Some might accuse a man in Raven’s place of cowardice, did he now flee-but what of that? Was he not outcast now? He would know it was not fear, but prudence and hope for the future that guided his steps.
Still, to be marked as coward, even wrongly…
He had got that far in his thinking when a cry sounded; instantly, Raven was on his feet, once again cursing the fate that had left him without his sword.
“Help!” a man’s voice called, as from a distance. “Oh, my God…”
Raven snatched up a brand from the dying fire and waved it, that the air might brighten the sparks; it flared briefly, but the flame did not linger, and he saw naught but startled faces and muddy boots.
“It’s Marks,” said the man Singer; he, too, raised an impromptu torch in his good hand, and headed for the sound.
The voice cried out again, wordlessly, as Singer and Raven ran up the highway to the east, away from Shadowmarsh. Raven saw that the others, to their shame, stayed behind-even Valadrakul, who, though a wizard, Raven had thought to be a man of honor and some small courage.
The cries stopped well before Raven and Singer reached their source.
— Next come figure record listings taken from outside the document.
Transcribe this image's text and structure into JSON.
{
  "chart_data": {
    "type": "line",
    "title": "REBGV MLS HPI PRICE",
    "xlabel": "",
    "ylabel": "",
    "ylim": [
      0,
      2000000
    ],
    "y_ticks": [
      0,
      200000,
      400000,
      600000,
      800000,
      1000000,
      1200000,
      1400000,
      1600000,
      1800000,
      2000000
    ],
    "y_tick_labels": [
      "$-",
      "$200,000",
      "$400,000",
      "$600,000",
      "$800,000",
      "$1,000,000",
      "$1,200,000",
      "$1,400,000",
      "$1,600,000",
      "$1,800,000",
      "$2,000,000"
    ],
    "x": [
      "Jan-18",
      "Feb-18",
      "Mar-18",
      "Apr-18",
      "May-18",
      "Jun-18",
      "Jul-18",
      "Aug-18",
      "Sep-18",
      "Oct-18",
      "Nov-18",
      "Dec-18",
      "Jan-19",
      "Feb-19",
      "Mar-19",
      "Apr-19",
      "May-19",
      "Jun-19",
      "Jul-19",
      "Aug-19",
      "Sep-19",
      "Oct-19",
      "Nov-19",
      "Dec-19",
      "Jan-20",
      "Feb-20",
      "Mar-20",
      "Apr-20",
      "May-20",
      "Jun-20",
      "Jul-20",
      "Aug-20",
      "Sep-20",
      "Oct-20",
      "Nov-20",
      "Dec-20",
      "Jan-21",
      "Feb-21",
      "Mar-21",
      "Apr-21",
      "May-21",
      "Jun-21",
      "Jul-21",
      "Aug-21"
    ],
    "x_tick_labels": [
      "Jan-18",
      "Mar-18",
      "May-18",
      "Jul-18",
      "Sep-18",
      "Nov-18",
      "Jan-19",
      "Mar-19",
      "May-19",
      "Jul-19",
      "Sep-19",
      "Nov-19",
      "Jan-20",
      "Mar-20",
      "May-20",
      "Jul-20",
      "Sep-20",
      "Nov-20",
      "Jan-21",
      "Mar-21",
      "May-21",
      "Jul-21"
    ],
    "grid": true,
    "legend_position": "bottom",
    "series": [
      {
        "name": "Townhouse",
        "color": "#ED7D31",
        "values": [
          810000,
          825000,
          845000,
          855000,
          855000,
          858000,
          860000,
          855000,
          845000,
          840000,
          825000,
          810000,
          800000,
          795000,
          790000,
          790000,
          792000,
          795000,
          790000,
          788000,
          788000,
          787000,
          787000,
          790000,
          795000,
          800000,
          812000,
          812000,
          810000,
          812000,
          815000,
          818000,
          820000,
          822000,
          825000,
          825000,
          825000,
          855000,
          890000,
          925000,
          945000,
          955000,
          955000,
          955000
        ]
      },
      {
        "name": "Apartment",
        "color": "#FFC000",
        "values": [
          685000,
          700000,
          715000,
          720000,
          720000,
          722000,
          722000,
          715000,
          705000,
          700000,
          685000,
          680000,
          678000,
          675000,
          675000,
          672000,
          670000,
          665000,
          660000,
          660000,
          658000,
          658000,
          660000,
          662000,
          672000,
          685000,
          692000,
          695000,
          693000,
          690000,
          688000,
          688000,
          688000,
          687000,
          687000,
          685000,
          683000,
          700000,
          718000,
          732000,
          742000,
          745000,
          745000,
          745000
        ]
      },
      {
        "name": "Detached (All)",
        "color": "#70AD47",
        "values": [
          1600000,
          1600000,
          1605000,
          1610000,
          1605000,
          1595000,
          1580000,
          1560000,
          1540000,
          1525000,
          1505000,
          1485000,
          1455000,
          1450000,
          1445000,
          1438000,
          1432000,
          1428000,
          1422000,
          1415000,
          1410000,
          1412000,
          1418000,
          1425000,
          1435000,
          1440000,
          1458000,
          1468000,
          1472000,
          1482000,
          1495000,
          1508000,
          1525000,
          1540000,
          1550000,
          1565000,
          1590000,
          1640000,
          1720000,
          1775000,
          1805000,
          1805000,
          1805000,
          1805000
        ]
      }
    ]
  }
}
When they did reach Marks’ body, it was far too late to lend any aid beyond a decent burial; his dead eyes gleamed orange in the feeble torchlight, staring up at the black clouds above, but his face was black with dirt and blood. His throat and chest had been torn open, and Raven knew at a glance that even the finest healer could not have saved him.
“Damn,” Singer muttered. “What did it?” He raised his torch, brighter than Raven’s own, and waved it about. “Where is it?”
“Shadow,” Raven told him, lowering his own brand.
“Are you sure?” a female voice asked.
Startled, Raven whirled, and found the woman called Susan standing a few paces down the road, her black bag open on her shoulder, her hand within-ready, Raven supposed, to bring out in an instant that magical weapon of hers.
He smiled slightly. At least one of the foreigners had courage-and the skill to use it, to have followed so silently!